BlackBerry, fresh off a row with T-Mobile, is fending off yet another rival intent on converting its customers. In a Feb. 27 blog post titled “Good is not Good Enough,” BlackBerry came out swinging against rival mobile device management company Good.
During an interview at Mobile World Congress 2014, Good CEO Christy Wyatt spoke about Good’s offer to BlackBerry customers of free access to Good for Enterprise, Good Collaboration Suite and Good Dynamics Secure Mobility Platform.
The campaign, Wyatt told Computing, wasn’t an attack on BlackBerry so much as a response to its base of 5,000 enterprise customers.
“We have a lot of customers calling us and saying, ‘I have this BlackBerry population—I have to start giving [end users] access to other things, either because they want iPads and tablets as well as their BlackBerry, or because they want a broader number, but the kind of contracts they’re in would prevent them from doing that,” Wyatt said, according to the report.
She added that Good will provide them with access to software, so that when their BlackBerry contracts expire, they’re already “up and running.”

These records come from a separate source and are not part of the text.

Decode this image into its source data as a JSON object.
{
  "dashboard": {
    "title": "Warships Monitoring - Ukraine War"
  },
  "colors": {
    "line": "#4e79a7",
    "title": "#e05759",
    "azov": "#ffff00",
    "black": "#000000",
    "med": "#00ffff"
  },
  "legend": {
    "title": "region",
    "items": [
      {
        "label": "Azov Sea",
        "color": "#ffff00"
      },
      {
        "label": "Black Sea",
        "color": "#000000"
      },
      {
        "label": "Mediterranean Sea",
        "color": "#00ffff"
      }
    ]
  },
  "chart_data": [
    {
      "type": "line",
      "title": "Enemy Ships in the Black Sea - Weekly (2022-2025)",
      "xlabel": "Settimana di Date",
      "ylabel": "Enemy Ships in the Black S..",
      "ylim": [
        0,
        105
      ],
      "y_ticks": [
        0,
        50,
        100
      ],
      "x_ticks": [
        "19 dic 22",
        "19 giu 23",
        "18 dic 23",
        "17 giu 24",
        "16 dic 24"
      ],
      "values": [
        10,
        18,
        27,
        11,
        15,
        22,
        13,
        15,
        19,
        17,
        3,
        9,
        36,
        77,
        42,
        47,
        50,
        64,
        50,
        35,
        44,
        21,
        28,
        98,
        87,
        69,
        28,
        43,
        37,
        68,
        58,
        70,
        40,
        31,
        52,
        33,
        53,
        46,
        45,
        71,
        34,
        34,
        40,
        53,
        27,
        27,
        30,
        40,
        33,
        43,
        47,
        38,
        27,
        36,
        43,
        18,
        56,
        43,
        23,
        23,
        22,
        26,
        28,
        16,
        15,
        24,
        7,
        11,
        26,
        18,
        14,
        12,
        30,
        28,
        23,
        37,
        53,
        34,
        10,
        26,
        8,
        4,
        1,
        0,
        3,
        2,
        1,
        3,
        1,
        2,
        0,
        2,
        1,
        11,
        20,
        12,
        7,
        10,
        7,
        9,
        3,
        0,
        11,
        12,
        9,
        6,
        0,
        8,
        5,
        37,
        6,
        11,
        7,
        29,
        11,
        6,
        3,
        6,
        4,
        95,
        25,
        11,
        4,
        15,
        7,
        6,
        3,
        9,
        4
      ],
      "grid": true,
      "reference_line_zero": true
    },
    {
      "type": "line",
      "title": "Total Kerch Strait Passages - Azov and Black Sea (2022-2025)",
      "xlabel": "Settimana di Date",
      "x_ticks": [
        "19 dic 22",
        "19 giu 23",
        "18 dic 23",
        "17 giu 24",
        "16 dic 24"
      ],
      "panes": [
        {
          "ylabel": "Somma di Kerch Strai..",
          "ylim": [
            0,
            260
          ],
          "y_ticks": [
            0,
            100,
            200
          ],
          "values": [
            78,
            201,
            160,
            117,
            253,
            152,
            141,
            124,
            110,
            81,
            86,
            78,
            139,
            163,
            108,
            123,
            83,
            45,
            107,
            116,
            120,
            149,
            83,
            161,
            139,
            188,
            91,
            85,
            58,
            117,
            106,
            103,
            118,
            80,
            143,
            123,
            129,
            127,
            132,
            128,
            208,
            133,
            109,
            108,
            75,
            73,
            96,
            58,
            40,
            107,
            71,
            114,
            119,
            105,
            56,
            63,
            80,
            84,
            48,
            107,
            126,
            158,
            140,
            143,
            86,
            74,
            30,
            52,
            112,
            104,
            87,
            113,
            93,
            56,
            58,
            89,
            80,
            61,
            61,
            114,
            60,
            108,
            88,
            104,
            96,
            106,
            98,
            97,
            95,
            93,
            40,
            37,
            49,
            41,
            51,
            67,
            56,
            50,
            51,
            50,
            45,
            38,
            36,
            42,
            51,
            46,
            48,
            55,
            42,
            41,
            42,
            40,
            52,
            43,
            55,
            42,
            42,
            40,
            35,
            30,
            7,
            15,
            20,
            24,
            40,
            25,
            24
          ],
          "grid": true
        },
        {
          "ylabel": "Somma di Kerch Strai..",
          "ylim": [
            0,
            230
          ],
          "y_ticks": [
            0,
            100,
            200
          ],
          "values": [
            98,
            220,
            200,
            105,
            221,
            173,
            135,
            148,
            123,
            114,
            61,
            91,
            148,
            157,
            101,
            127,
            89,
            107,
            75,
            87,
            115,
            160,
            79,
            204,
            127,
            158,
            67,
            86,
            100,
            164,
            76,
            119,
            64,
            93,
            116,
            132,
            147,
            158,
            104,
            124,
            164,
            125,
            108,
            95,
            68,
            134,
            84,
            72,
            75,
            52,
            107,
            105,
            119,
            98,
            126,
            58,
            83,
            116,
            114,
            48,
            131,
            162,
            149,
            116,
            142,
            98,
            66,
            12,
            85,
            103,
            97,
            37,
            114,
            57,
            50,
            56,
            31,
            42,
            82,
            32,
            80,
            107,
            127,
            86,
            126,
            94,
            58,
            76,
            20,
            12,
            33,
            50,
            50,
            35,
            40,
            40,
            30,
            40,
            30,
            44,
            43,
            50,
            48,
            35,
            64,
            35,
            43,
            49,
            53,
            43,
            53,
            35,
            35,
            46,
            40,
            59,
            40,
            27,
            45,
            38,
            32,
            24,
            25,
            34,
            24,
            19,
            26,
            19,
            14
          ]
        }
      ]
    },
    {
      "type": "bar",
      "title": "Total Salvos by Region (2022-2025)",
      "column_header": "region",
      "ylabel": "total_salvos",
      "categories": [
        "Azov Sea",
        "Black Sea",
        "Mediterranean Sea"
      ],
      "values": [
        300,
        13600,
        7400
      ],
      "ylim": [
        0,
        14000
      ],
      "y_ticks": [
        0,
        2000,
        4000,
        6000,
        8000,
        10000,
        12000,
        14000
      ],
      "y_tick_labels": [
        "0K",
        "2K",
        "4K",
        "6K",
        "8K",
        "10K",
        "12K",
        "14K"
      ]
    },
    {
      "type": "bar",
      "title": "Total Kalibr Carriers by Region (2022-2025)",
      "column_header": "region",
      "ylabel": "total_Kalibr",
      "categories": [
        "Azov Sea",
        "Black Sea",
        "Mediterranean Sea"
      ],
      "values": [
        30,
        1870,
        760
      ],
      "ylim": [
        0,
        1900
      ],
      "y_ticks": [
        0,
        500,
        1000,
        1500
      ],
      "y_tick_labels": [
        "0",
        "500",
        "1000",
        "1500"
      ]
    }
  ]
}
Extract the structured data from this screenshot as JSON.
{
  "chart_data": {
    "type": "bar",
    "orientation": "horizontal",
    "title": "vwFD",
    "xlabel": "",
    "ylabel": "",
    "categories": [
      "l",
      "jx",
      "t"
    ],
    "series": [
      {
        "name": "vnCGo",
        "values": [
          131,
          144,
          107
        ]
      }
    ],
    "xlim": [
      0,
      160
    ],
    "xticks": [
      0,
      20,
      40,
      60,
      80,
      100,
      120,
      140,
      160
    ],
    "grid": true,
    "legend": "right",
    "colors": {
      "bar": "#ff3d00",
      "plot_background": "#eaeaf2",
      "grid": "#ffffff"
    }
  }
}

“BlackBerry has provided multi-platform OS management for nearly 2 years now, so let’s put that to rest,” BlackBerry CEO John Chen said in response, in the blog post. “Good Technology may talk about 5,000 customers, but with 30,000 new BES10 servers installed in the past year alone, I’d argue that we’re the ones getting the calls from customers.”
In the post, BlackBerry made a few other points. One was that while Good has been a capable competitor in the mobile device management (MDM) space, it will be challenged to evolve beyond that. A second was that the level of security Good offers may be suitable for some enterprises, but not those regulated industries (the bread-and-the butter ones BlackBerry has held on to) such as government, health care, financial services and insurance.
BlackBerry is “making a strategic move by investing in a new architecture that goes beyond enterprise mobility management (EMM) to an application-based environment and ecosystem that provides a highly productive end-user experience,” said the post, pointing to announcements BlackBerry made at MWC.
These included the introduction of BlackBerry Enterprise Service (BES) 12, an Easy Pass program to fast-track those on rival platforms or earlier BlackBerry solutions, and an eBBM suite of services and products for “enterprise-class mobile messaging.”
Further, Chen said in the post, “We’re fully transparent with our customers about what they get from us; our new pricing structure is crystal clear and most importantly, unlike other companies, when we say something is free, we mean that it’s free.”
In the Computing article, Good’s Wyatt, a Canadian, said that a Canadian article had labeled her “the BlackBerry killer.”
“I can never go home. … I have to stay in California forever now,” Wyatt joked.